On most journeys the Vikings sailed along the coast so they could use the valleys and mountains as landmarks. But this was not always so easy. The tale of Ottar the Merchant and his journey from Hålogaland in Norway via Skiringssal, Hedeby to King Ethelred in London about. 880 give you some idea of the problems.
When one sailed from Norway to Denmark along the coast you navigated by natural landmarks like mountain tops reefs, and islets etc. If you were sailing along the German Baltic coast in the fog and bad weather you could keep a safe distance from land by sounding the depth. Here the bottom slides evenly down from land.
If you were sailing from Denmark west it was natural to follow the German coast to Friesland and then to Normandy. This coastal journey wasn’t very dependent on navigational instruments. The same degree of navigational knowledge wasn’t required for sailing the Baltic as the North Sea or the great ocean itself -the North Atlantic.

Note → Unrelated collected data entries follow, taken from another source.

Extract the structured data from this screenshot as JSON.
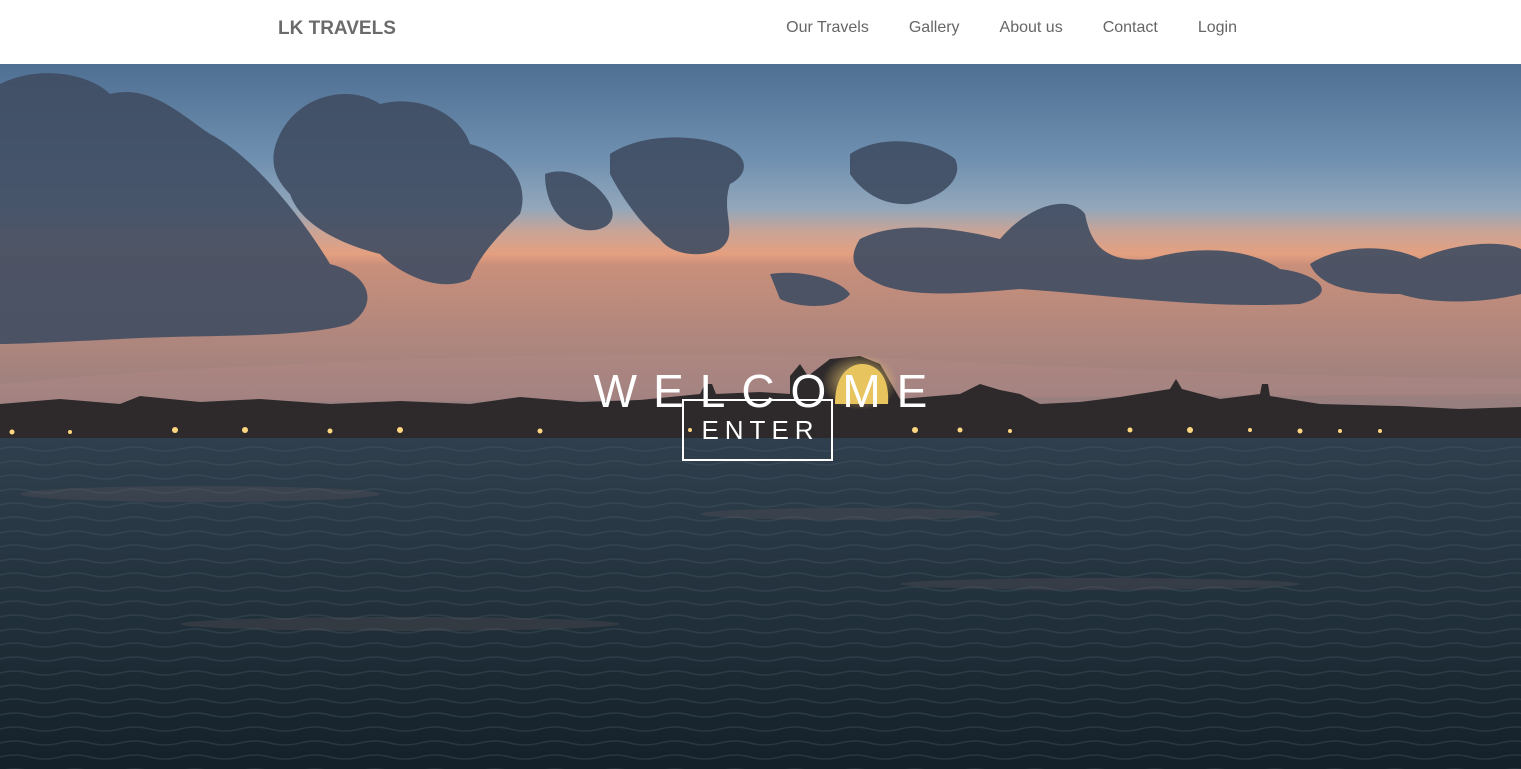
{
  "navbar": {
    "brand": "LK TRAVELS",
    "links": [
      {
        "label": "Our Travels"
      },
      {
        "label": "Gallery"
      },
      {
        "label": "About us"
      },
      {
        "label": "Contact"
      },
      {
        "label": "Login"
      }
    ]
  },
  "hero": {
    "heading": "WELCOME",
    "button_label": "ENTER",
    "background": "venice-sunset-lagoon-photo"
  },
  "colors": {
    "nav_text": "#666666",
    "brand_text": "#6b6b6b",
    "hero_text": "#ffffff"
  }
}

When the Vikings sailed along the Norwegian coast they had many natural landmarks to sail by. Many burial markers from before the era of the Vikings were placed so that they were easily visible from the sea. In Olav’s saga we hear that the burial mound at Tjernagl was used as a navigational aid. After the arrival of Christianity many churches and stone crosses were built way out on the coast, these became natural navigational aids for seafarers.
Along the coast there are many mountains with distinctive appearances and tied to many of these are legends and myths. The older crew-members recited these myths to the younger members of the crew while rowing or sailing along the coast. The stories helped them remember the course more readily.